Outputs from any node are referenced downstream as {{node_id.field}}. The ID is editable, so you can rename node_4 to list_messages for readability.
Versions
Workflows are versioned with the same model as agents:
- $LATEST is version 0 — the mutable working copy. Every save on the Canvas tab updates
\$LATEST.
- Create New Version freezes the current
\$LATEST into a numbered immutable snapshot (1, 2, 3, …). Future canvas edits go to \$LATEST again; numbered versions never change.
- The Versions tab lists every snapshot with its creation/update timestamp. Click View to open a version read-only in the Canvas tab.
Alias
Aliases pin a named label (e.g. production, canary) to one or two versions:
- $LATEST is a built-in alias that always points at version 0.
- Custom aliases can point at a single version, or split traffic across two versions with a weight (for canary or A/B rollouts).
- Agents that invoke this workflow can reference it by alias (e.g.
pr_triage@production) instead of a numeric version, so you can roll forward without touching the agent.

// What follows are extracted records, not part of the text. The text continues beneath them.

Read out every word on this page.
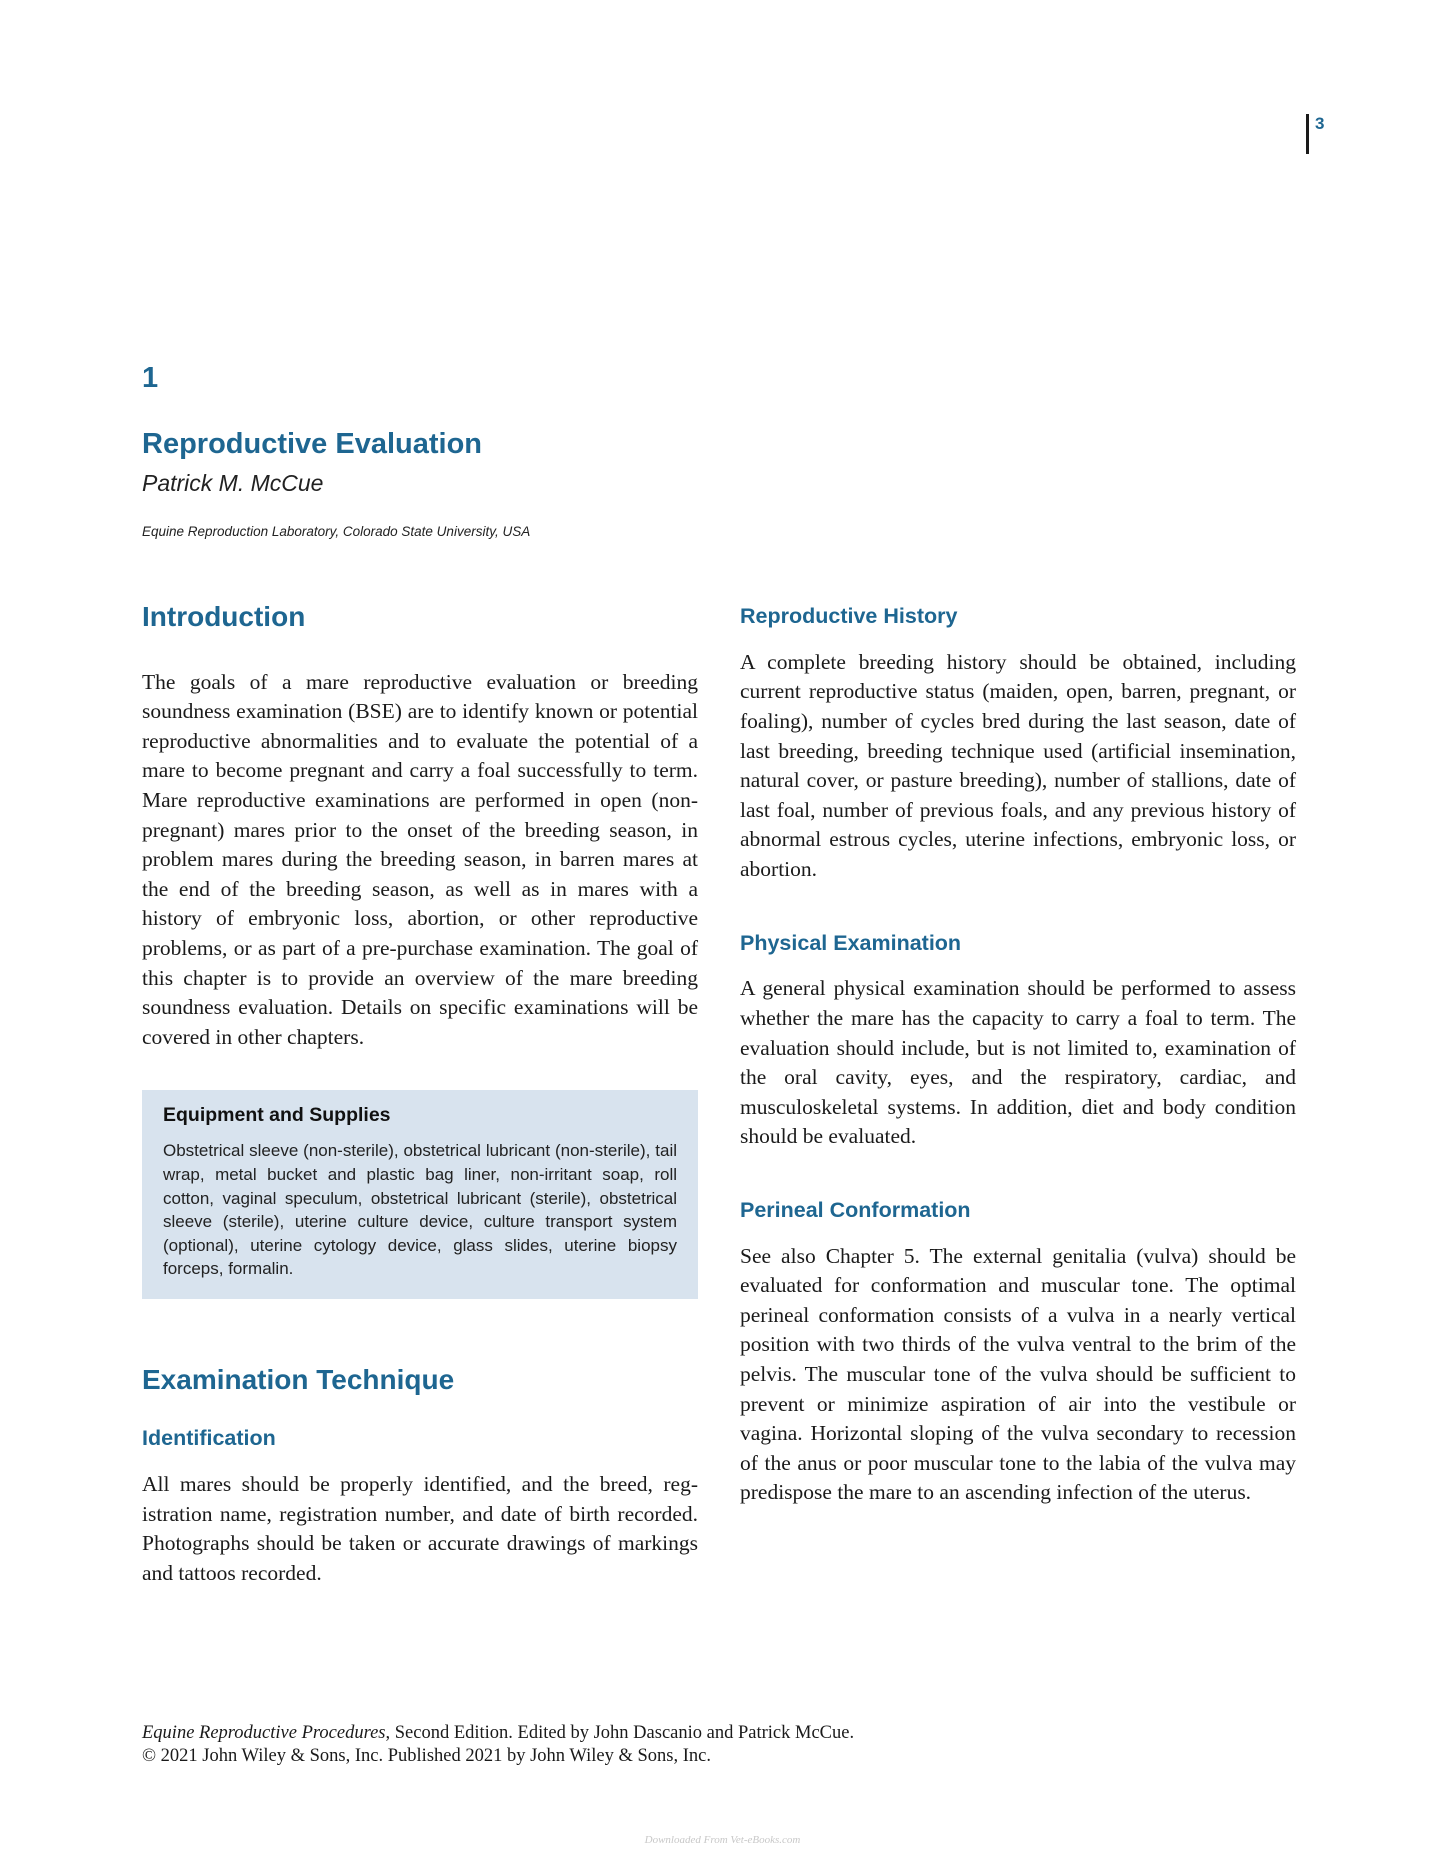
3
1
Reproductive Evaluation
Patrick M. McCue
Equine Reproduction Laboratory, Colorado State University, USA
Introduction

The goals of a mare reproductive evaluation or breeding soundness examination (BSE) are to identify known or potential reproductive abnormalities and to evaluate the potential of a mare to become pregnant and carry a foal successfully to term. Mare reproductive examinations are performed in open (non-pregnant) mares prior to the onset of the breeding season, in problem mares during the breeding season, in barren mares at the end of the breeding season, as well as in mares with a history of embryonic loss, abortion, or other reproductive problems, or as part of a pre-purchase examination. The goal of this chapter is to provide an overview of the mare breeding soundness evaluation. Details on specific examinations will be covered in other chapters.

Equipment and Supplies

Obstetrical sleeve (non-sterile), obstetrical lubricant (non-sterile), tail wrap, metal bucket and plastic bag liner, non-irritant soap, roll cotton, vaginal speculum, obstetrical lubricant (sterile), obstetrical sleeve (sterile), uterine culture device, culture transport system (optional), uterine cytology device, glass slides, uterine biopsy forceps, formalin.

Examination Technique
Identification

All mares should be properly identified, and the breed, registration name, registration number, and date of birth recorded. Photographs should be taken or accurate drawings of markings and tattoos recorded.

Reproductive History

A complete breeding history should be obtained, including current reproductive status (maiden, open, barren, pregnant, or foaling), number of cycles bred during the last season, date of last breeding, breeding technique used (artificial insemination, natural cover, or pasture breeding), number of stallions, date of last foal, number of previous foals, and any previous history of abnormal estrous cycles, uterine infections, embryonic loss, or abortion.

Physical Examination

A general physical examination should be performed to assess whether the mare has the capacity to carry a foal to term. The evaluation should include, but is not limited to, examination of the oral cavity, eyes, and the respiratory, cardiac, and musculoskeletal systems. In addition, diet and body condition should be evaluated.

Perineal Conformation

See also Chapter 5. The external genitalia (vulva) should be evaluated for conformation and muscular tone. The optimal perineal conformation consists of a vulva in a nearly vertical position with two thirds of the vulva ventral to the brim of the pelvis. The muscular tone of the vulva should be sufficient to prevent or minimize aspiration of air into the vestibule or vagina. Horizontal sloping of the vulva secondary to recession of the anus or poor muscular tone to the labia of the vulva may predispose the mare to an ascending infection of the uterus.

Equine Reproductive Procedures, Second Edition. Edited by John Dascanio and Patrick McCue.
© 2021 John Wiley & Sons, Inc. Published 2021 by John Wiley & Sons, Inc.
Downloaded From Vet-eBooks.com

Invoking a workflow from an agent
When the Invoked by Agent trigger is used, the workflow registers itself as a tool with the same name as the workflow. To make the agent able to call it:
- Open the agent in Agent Builder.
- Go to the Tools tab.
- Enable Workflows and select this workflow (and the version or alias you want to pin).
- Save.
The agent now sees the workflow as a tool. It calls the tool with arguments matching the trigger’s input schema; the workflow runs to completion (durably on Temporal, in-process on Local) and the agent receives the output back as the tool result.
This is the workflow-as-tool composition pattern: build complex multi-step automation deterministically as a DAG, then let an agent orchestrate it like any other tool.
Local vs Temporal runtime — when to use which
| Aspect | Local | Temporal |
|---|
| Where it runs | In-process with the request handler | Temporal worker(s); each node is an activity |
| Durability | Non-durable; a crash loses the run | Durable; survives crashes, restarts, transient failures |
| Retries | None automatic | Per-activity retry policy |
| Replay safety | N/A | Deterministic replay from history |
| Latency | Lowest (no broker hop) | Slightly higher (broker hop per activity) |
| Best for | Development, fast paths, short workflows | Long-running, multi-step, production workflows |
You can change the runtime at any time from the General tab; existing version definitions stay the same.
Observability
Every workflow run produces an OpenTelemetry trace covering:
- The trigger event.
- Each node executed, with inputs, outputs, status, and duration.
- Tool calls made by any AI Agent nodes inside the workflow.
- Re-tries and replays (Temporal).
See Tracing for how to filter and inspect runs.
Relation to other features
- Connectors — provide the typed connector nodes (Gmail, Slack, Jira, …) on the workflow palette.
- Agent Tool — agents call workflows just like any other tool, with arguments derived from the trigger’s schema.
- Agent Runtime — workflows mirror the runtime choice agents have: in-process for speed, Temporal for durability.